Link to the official openEHR website.
This post is from a physician’s and not a developer’s point of view. Whenever I read more about openEHR, I appreciate the work put to in this opensource project but at the same time I get weary about its potential for success. OpenEHR promises to put the users (clinicians and other healthcare workers) in the driving seat[1]. This is done by allowing users determine what information should be collected and shared. My feeling is that uses like car drivers only care about reaching their goals in the most comfortable way. Users like drives don’t usually care what is under the hood as long as they reach their goals.
I hope I am not conveying a message that I think that openEHR is useless. To the contrary, openEHR main mission is to offer interoperability between different healthcare systems. The focus on the front line user, not like most if not all systems that focus on how to serve people in management [1,2]. It focuses on those human beings that need to see value for the effort they put in entering data into these systems. OpenEHR gives insights into how should health care systems should be developed. OpenEHR two layer architecture and spreading archetypes into observation, evaluation, instruction and action archetypes are just some proofs of this insight.

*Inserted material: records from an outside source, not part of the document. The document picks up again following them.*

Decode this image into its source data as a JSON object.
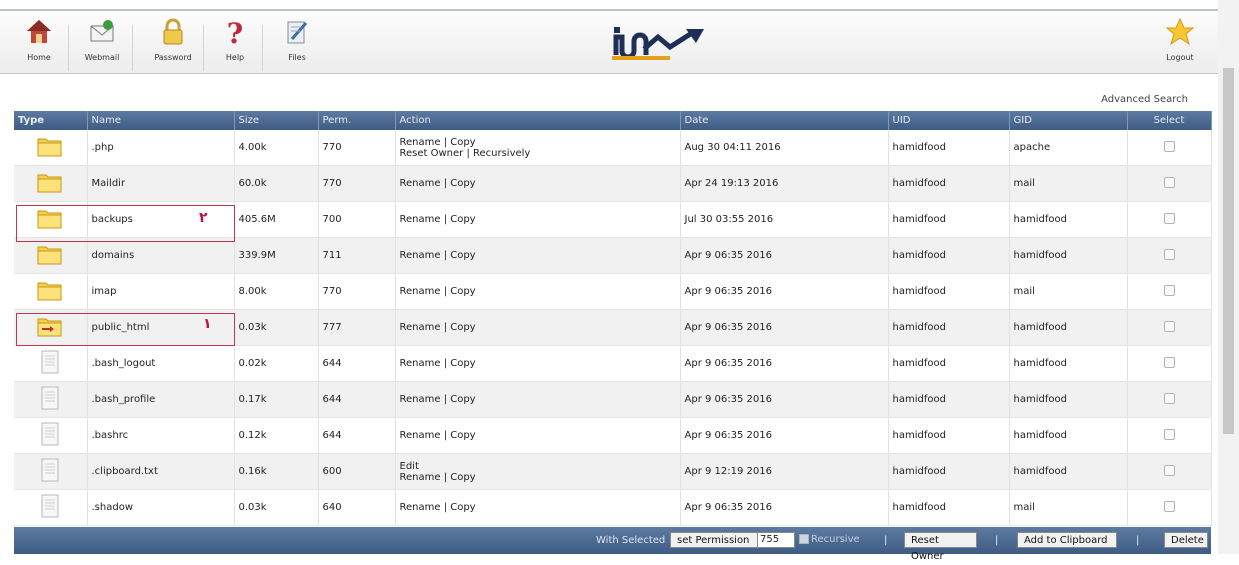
{
  "toolbar": {
    "home": "Home",
    "webmail": "Webmail",
    "password": "Password",
    "help": "Help",
    "files": "Files",
    "logout": "Logout"
  },
  "advanced_search": "Advanced Search",
  "columns": {
    "type": "Type",
    "name": "Name",
    "size": "Size",
    "perm": "Perm.",
    "action": "Action",
    "date": "Date",
    "uid": "UID",
    "gid": "GID",
    "select": "Select"
  },
  "rows": [
    {
      "kind": "folder",
      "name": ".php",
      "size": "4.00k",
      "perm": "770",
      "action1": "Rename | Copy",
      "action2": "Reset Owner | Recursively",
      "date": "Aug 30 04:11 2016",
      "uid": "hamidfood",
      "gid": "apache"
    },
    {
      "kind": "folder",
      "name": "Maildir",
      "size": "60.0k",
      "perm": "770",
      "action1": "Rename | Copy",
      "action2": "",
      "date": "Apr 24 19:13 2016",
      "uid": "hamidfood",
      "gid": "mail"
    },
    {
      "kind": "folder",
      "name": "backups",
      "size": "405.6M",
      "perm": "700",
      "action1": "Rename | Copy",
      "action2": "",
      "date": "Jul 30 03:55 2016",
      "uid": "hamidfood",
      "gid": "hamidfood"
    },
    {
      "kind": "folder",
      "name": "domains",
      "size": "339.9M",
      "perm": "711",
      "action1": "Rename | Copy",
      "action2": "",
      "date": "Apr 9 06:35 2016",
      "uid": "hamidfood",
      "gid": "hamidfood"
    },
    {
      "kind": "folder",
      "name": "imap",
      "size": "8.00k",
      "perm": "770",
      "action1": "Rename | Copy",
      "action2": "",
      "date": "Apr 9 06:35 2016",
      "uid": "hamidfood",
      "gid": "mail"
    },
    {
      "kind": "link-folder",
      "name": "public_html",
      "size": "0.03k",
      "perm": "777",
      "action1": "Rename | Copy",
      "action2": "",
      "date": "Apr 9 06:35 2016",
      "uid": "hamidfood",
      "gid": "hamidfood"
    },
    {
      "kind": "file",
      "name": ".bash_logout",
      "size": "0.02k",
      "perm": "644",
      "action1": "Rename | Copy",
      "action2": "",
      "date": "Apr 9 06:35 2016",
      "uid": "hamidfood",
      "gid": "hamidfood"
    },
    {
      "kind": "file",
      "name": ".bash_profile",
      "size": "0.17k",
      "perm": "644",
      "action1": "Rename | Copy",
      "action2": "",
      "date": "Apr 9 06:35 2016",
      "uid": "hamidfood",
      "gid": "hamidfood"
    },
    {
      "kind": "file",
      "name": ".bashrc",
      "size": "0.12k",
      "perm": "644",
      "action1": "Rename | Copy",
      "action2": "",
      "date": "Apr 9 06:35 2016",
      "uid": "hamidfood",
      "gid": "hamidfood"
    },
    {
      "kind": "file",
      "name": ".clipboard.txt",
      "size": "0.16k",
      "perm": "600",
      "action1": "Edit",
      "action2": "Rename | Copy",
      "date": "Apr 9 12:19 2016",
      "uid": "hamidfood",
      "gid": "hamidfood"
    },
    {
      "kind": "file",
      "name": ".shadow",
      "size": "0.03k",
      "perm": "640",
      "action1": "Rename | Copy",
      "action2": "",
      "date": "Apr 9 06:35 2016",
      "uid": "hamidfood",
      "gid": "mail"
    }
  ],
  "annotations": {
    "one": "١",
    "two": "٢"
  },
  "bottom": {
    "with_selected": "With Selected",
    "set_permission": "set Permission",
    "perm_value": "755",
    "recursive": "Recursive",
    "pipe": "|",
    "reset_owner": "Reset Owner",
    "add_clipboard": "Add to Clipboard",
    "delete": "Delete"
  },
  "colors": {
    "header": "#4a6890",
    "highlight": "#c0374b"
  }
}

I have three concerns. I must say that my concern seems to have been thought of among openEHR developers.
1. How to balance standardization, flexibility and allowing for future growth?
Archetypes are the method used by openEHR to standardize medical information. Archetypes will allow desperate systems to understand each others. Archetypes are developed by the users based on what they think these archetypes should include. For example, there is an archetype for blood pressure and another for heart rate. There are also higher level archetypes as ”Operation Notes”. And just like objects in object oriented programming languages more general archetypes may include other more specific ones. This is called inheritance in object oriented programming. For example “blood pressure” and “heart rate” archetypes will be included in the “operation notes” archetype.

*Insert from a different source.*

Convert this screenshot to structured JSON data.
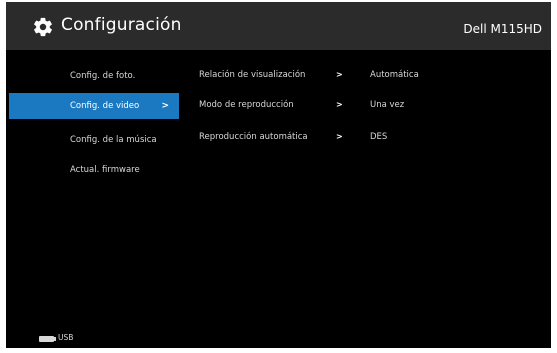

The other good thing is that openEHR developers did not restrict the number of archetypes. For example there are quite similar archetypes as “conclusion”, “problem evaluation”,” diagnosis” and “clinical synopsis” archetypes. These four archetypes are similar. Some by what to combine all these in one archetype to allow for more standardization. But, I think they did the right thing by allow for this diversity. I can see primary care physicians more inclined to use “clinical synopsis” archetype. And, an internist working in a hospital more inclined to use the “diagnosis” archetype.

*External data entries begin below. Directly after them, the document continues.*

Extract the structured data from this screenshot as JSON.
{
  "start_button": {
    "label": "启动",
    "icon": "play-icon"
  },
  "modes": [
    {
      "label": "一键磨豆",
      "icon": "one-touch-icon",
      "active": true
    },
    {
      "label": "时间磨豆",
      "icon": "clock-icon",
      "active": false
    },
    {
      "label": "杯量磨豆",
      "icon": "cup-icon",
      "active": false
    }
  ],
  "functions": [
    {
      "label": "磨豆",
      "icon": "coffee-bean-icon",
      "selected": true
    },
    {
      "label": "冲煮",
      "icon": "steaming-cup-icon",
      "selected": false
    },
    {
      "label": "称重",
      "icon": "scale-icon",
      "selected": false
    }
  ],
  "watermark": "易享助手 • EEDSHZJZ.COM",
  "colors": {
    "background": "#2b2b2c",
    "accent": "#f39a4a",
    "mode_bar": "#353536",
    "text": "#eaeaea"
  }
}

OpenEHR archetypes’ developers did the right thing again by allow a lot of the archetypes’ attributes be optional. Only the bare minimum attributes are made mandatory.
But, whatever you do once you standardize, you are restricting. You are asking users to think in a pre-specified way. You could look at standardizing at different levels. The lowest level would be the language as the English language or health care standards like SNOMED CT. This low level standardization will make sure that future discoveries be easily incorporated into different systems.
If I was giving the option, I would probably go with openEHR method of standardization. I would encourage its universal use, as if this standard is not widely adapted it will be of no use.
2. openEHR has not given the electronic heath record(EHR) interface enough attention.
From what I can gather from openEHR confusing website that this is addressed in the coming API or template standards. Yet, as a user and a physician, one of greatest frustrations in health care in the EHRs ignorance for new usability principles. One of the openEHR goals was to put the users in the driving seat. But, then they started by putting the user under the hood to build the archetypes. The user should get back to the seat and enjoy the best computer human interface there is.
3. I really cannot remember what I wanted to say. Once I remember I will post it here. But for now, I really think openEHR should have less jargon on their website. I am a physician with good computer background yet, I could never make sense of what is happening.

Hi
One of the good things about openEHR is that it allows clinicians to be clinicians and to not need to get their hands dirty in the technical side of things. So technicians can build the software without needing to understand healthcare and clinicians can agree on the concepts that they want to capture without having to understand the deep technical stuff.
The openEHR forums are quite active and are s good pace for people with questions to get them answered.